Let $U_c$ denote the indicator function of the event that couple $c$ survives. The reasoning above identifies $p=E[U_c]$ as $p=\left(1-\frac{d}{2m}\right)\cdot\left(1-\frac{d}{2m-1}\right)$ for every $c$ and uses the fact that $X=\sum\limits_{c=1}^mU_c$ to deduce that $E[X]=mp$. Let us now adapt this approach to the computation of the second moment of $X$.

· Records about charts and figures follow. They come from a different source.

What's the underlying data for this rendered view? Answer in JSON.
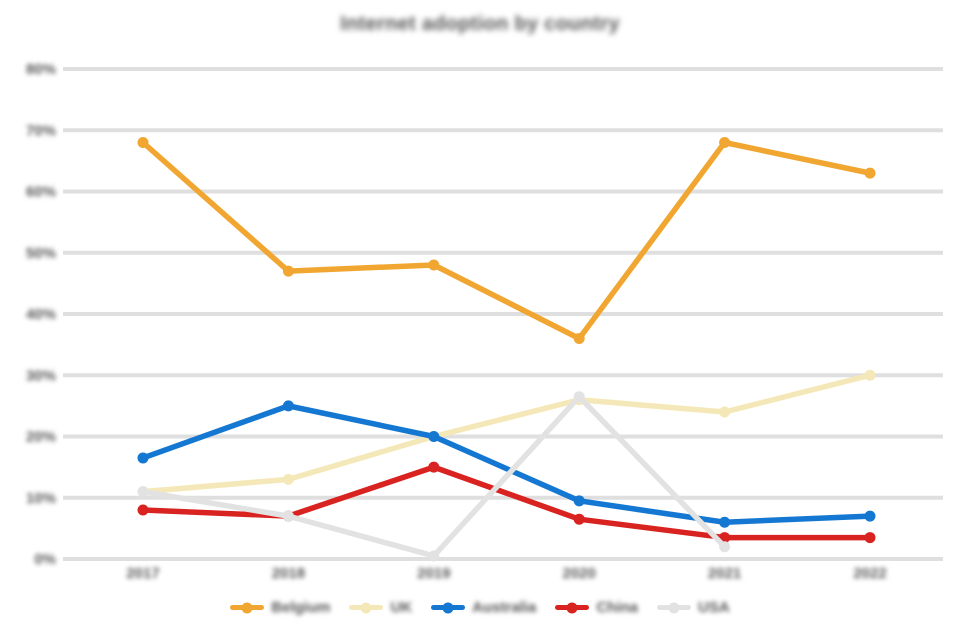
{
  "title": "Internet adoption by country",
  "colors": {
    "background": "#ffffff",
    "grid": "#dfdfdf",
    "text": "#565656",
    "orange": "#f0a630",
    "cream": "#f5e8b8",
    "blue": "#1478d2",
    "red": "#d92321",
    "gray": "#e2e2e2"
  },
  "chart_data": {
    "type": "line",
    "title": "Internet adoption by country",
    "xlabel": "",
    "ylabel": "",
    "categories": [
      "2017",
      "2018",
      "2019",
      "2020",
      "2021",
      "2022"
    ],
    "series": [
      {
        "name": "Belgium",
        "color": "#f0a630",
        "values": [
          68,
          47,
          48,
          36,
          68,
          63
        ]
      },
      {
        "name": "UK",
        "color": "#f5e8b8",
        "values": [
          11,
          13,
          20,
          26,
          24,
          30
        ]
      },
      {
        "name": "Australia",
        "color": "#1478d2",
        "values": [
          16.5,
          25,
          20,
          9.5,
          6,
          7
        ]
      },
      {
        "name": "China",
        "color": "#d92321",
        "values": [
          8,
          7,
          15,
          6.5,
          3.5,
          3.5
        ]
      },
      {
        "name": "USA",
        "color": "#e2e2e2",
        "values": [
          11,
          7,
          0.5,
          26.5,
          2,
          null
        ]
      }
    ],
    "y_ticks": [
      "0%",
      "10%",
      "20%",
      "30%",
      "40%",
      "50%",
      "60%",
      "70%",
      "80%"
    ],
    "ylim": [
      0,
      80
    ],
    "grid": "horizontal",
    "legend_position": "bottom",
    "markers": true
  }
}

For two different couples $b\ne c$, $U_bU_c$ is the indicator function of the event that both couples $c$ and $b$ survive. This has probability $q=\left(1-\frac{d}{2m}\right)\cdot\left(1-\frac{d}{2m-1}\right)\cdot\left(1-\frac{d}{2m-2}\right)\cdot\left(1-\frac{d}{2m-3}\right)$. Expanding the square $X^2$, one gets $m$ squares $U_c^2$, each such that $E[U_c^2]=E[U_c]=p$, and $m(m-1)$ products $U_cU_b$ with $b\ne c$, each such that $E[U_bU_c]=q$.

Hence $E[X^2]=mp+m(m-1)q$ and $\mathrm{var}(X)=E[X^2]-E[X]^2=mp+m(m-1)q-m^2p^2$.